«Bricolage», «fin de non recevoir», «insuffisant»: sans surprise, les aménagements de la réforme des retraites annoncés mercredi par Nicolas Sarkozy n’ont pas convaincu syndicats et opposition.
Ils estiment au contraire qu’ils devraient relancer la mobilisation, au lendemain d’une forte journée de manifestation.
Le chef de l’Etat a annoncé mercredi qu’il souhaitait des amendements au projet de loi sur les questions notamment de pénibilité et de carrières longues.
Il a par exemple proposé d'abaisser de 20 à 10% le taux d'incapacité de travail requis pour pouvoir partir à la retraite à 60 ans en cas d’emploi jugé pénible.
>> Pourquoi ça coince sur la pénibilité? Retrouvez ici les explications de 20minutes.fr
Mais contrairement à ce que réclamaient l’opposition et les syndicats, Nicolas Sarkozy est resté ferme sur le recul de l’âge légal de départ à la retraite à 62 ans d’ici à 2018.
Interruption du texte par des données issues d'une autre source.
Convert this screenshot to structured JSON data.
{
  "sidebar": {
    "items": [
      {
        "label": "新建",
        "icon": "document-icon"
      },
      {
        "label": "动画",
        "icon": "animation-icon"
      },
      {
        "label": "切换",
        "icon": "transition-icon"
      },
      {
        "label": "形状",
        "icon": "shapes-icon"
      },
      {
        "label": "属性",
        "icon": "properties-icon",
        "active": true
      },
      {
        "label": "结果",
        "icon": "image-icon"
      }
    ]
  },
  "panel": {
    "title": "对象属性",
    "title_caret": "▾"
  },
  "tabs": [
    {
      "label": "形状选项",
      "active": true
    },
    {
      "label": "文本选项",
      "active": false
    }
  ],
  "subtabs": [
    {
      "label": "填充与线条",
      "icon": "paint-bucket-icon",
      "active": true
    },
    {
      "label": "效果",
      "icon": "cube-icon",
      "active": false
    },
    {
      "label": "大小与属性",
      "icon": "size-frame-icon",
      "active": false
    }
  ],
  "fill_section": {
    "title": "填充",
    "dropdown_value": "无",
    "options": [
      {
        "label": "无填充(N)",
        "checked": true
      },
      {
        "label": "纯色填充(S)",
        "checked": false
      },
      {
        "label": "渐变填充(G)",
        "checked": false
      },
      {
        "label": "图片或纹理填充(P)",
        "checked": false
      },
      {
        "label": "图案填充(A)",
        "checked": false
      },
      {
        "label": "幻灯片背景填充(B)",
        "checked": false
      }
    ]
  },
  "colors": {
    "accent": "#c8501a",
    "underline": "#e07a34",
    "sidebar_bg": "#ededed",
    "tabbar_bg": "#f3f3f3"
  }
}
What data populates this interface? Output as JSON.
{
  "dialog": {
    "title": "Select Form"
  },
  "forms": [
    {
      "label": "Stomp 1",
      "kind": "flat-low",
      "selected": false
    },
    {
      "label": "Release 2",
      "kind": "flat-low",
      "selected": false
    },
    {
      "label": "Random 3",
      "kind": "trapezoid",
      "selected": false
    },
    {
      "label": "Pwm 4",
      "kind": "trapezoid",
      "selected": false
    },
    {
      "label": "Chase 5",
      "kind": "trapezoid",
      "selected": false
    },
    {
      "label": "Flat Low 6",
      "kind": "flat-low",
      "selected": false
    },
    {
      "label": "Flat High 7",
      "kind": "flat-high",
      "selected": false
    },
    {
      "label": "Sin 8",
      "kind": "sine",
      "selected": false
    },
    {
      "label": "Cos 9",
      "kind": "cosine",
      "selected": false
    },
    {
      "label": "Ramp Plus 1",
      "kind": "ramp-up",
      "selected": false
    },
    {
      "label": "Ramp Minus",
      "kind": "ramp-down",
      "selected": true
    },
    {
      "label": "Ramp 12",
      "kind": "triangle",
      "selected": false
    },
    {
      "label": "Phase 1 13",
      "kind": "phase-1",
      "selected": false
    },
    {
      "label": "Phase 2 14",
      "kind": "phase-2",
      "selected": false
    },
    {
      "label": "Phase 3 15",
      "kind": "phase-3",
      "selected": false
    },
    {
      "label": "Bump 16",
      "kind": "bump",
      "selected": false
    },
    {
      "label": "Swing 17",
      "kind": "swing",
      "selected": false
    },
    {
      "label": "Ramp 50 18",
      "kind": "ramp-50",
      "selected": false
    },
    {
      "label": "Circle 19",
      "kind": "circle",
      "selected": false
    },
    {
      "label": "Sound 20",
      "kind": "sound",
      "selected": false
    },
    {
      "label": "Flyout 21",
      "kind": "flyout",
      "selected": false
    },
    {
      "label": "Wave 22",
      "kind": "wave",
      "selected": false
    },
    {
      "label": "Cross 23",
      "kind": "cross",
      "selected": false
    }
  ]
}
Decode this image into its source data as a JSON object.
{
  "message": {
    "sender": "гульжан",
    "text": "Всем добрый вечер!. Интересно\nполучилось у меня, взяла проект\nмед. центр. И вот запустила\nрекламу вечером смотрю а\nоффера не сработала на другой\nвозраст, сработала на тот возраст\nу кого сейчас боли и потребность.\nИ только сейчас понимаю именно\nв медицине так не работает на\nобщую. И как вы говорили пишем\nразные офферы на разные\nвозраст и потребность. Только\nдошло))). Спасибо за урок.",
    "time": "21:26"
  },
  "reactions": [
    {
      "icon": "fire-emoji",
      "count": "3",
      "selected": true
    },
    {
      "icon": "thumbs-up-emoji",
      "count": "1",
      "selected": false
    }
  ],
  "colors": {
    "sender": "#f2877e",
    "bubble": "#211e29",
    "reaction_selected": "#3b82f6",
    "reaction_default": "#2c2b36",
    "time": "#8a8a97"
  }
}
«C'est une fin de non recevoir qu'a opposée le président de la République aux demandes des Français qui étaient très nombreux hier (mardi) dans la rue», a critiqué Marisol Touraine, députée d'Indre-et-Loire chargée du dossier des retraites au PS, sur France Info. «On nous propose quelques aménagements dont on ne connaît pas le contenu exact, ce qui d'ailleurs est quand même assez insultant», s’est-elle indignée.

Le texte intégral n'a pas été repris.